States have increasingly turned to “gray zone tactics,” or actions that exceed accepted peacetime competition but do not rise to a level likely to trigger a military response, in recent years in order to pursue strategic objectives. Such tactics are often difficult to conclusively orient on the use of force spectrum, which makes determining legally available response options similarly difficult.
Because a use of force framework may not always satisfactorily encompass gray zone tactics, another approach appears necessary. This Article explores the feasibility of analyzing gray zone tactics under an unlawful intervention framework. Though the principle of non-intervention has the potential to more adequately encompass such tactics and expand victim state response options, successful application is likely to meet with several hurdles, illustrating the frustrating nature of gray zone tactics.

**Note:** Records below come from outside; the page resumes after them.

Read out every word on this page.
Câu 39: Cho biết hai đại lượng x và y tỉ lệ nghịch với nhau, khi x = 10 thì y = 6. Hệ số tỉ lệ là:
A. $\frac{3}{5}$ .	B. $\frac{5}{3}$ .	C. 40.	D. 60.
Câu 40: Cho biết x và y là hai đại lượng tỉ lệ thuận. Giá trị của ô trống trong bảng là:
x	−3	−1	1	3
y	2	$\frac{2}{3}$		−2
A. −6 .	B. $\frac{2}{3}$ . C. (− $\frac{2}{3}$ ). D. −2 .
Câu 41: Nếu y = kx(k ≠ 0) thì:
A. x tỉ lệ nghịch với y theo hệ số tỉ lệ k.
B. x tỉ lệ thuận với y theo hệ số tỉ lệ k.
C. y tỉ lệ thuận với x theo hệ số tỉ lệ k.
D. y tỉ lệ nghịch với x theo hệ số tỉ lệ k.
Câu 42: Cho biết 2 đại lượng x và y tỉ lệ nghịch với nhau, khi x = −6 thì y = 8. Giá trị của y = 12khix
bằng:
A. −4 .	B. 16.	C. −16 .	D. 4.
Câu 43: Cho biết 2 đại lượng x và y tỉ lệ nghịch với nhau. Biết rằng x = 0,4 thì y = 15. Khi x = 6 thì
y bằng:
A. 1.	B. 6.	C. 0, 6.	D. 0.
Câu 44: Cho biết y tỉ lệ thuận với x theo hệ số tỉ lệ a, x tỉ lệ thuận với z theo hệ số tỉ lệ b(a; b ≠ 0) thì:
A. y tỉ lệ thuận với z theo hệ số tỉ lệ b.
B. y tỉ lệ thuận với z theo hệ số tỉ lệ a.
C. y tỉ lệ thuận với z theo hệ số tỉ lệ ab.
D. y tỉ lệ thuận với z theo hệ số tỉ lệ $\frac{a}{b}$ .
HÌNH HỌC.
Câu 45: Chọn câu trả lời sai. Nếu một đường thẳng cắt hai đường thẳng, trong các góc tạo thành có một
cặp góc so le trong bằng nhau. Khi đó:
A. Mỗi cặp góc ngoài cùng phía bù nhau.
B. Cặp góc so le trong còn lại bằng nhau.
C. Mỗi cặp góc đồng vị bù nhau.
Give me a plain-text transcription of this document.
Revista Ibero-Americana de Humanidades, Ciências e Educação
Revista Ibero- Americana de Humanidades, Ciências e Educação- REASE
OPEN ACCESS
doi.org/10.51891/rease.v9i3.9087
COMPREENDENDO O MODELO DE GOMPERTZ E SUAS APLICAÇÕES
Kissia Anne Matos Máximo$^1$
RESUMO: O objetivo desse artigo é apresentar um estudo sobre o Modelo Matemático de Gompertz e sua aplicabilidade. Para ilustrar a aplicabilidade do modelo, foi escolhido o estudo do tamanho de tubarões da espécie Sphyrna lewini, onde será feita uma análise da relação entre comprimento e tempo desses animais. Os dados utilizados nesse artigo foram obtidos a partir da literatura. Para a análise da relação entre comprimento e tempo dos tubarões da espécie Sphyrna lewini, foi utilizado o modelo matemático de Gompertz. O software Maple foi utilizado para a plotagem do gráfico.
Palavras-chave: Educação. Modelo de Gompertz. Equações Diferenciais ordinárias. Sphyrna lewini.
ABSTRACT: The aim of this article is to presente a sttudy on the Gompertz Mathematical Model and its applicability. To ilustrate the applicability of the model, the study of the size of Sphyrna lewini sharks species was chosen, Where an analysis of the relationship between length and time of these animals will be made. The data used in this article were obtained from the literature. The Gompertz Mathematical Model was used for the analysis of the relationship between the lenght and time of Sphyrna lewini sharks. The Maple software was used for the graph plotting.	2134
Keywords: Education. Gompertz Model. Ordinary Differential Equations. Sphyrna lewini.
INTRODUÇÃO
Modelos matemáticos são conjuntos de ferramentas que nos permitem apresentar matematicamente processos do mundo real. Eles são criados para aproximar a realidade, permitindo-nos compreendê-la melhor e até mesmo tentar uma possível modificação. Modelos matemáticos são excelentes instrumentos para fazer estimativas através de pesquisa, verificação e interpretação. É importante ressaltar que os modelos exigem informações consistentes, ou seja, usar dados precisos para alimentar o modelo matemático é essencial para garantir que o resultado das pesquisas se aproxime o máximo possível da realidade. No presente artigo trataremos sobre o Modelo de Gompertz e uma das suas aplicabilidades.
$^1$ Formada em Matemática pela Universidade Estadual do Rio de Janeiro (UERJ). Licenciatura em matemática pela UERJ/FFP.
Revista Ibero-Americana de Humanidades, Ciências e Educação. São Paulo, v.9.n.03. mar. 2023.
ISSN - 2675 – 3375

Direct Participation in Hostilities in the Age of Cyber: Exploring the Fault Lines
by Brig. Gen. (ret.) David Wallace, Col. Shane Reeves, and Maj. Trent Powell
Throughout history, civilians have contributed to nearly every armed conflict in a variety of roles that confer different protection under international law. They have supplied logistic, economic, administrative, and political support to belligerent parties. When such civilian contributions are indirect and away from battlefields, there is rarely much concern about those participating civilians jeopardizing their protected status under the Law of Armed Conflict (LOAC), which is one of the LOAC’s central aims.
The civilian population and individual civilians enjoy general protections against dangers arising from military operations. Civilians are protected unless and for such a time as they take a direct part in hostilities. An act of direct participation in hostilities by civilians renders them liable to be attacked, and it subjects the participating civilians to prosecution and punishment to the extent that their activity, their membership, or the harm they caused is criminal under domestic law.
The notion of “taking a direct part in hostilities” is one of the most fundamental yet vexing concepts under the LOAC. Its application raises many challenging issues. For example, who precisely is considered a civilian under the LOAC? What conduct amounts to taking a direct part in hostilities? And, at what point does taking a direct part in hostilities begin and end? Understanding and applying the concept of direct participation in hostilities can be challenging. Belligerents increasingly use civilians in capacities that involve greater or more direct participation in hostilities. As complicated as these and related questions may seem, the concept of taking a direct part in hostilities presents even greater difficulties when applied in the context of cyber operations.
This Article provides a background and context on the dangerous trend towards increased civilian participation on modern battlefields and an overview of the legal concept direct participation in hostilities. It next considers Tallinn Manual 2.0 on the International Law Applicable to Cyber Operations (Tallinn Manual 2.0) rules and commentary as this resource pointedly addresses the notion of taking a direct part in hostilities in cyber operations. Finally, the Article concludes by outlining several important fault lines highlighted by the group of experts behind Tallinn Manual 2.0 in hopes of strengthening “the implementation of the principle of distinction” and, consequently, ensuring greater accountability in warfare.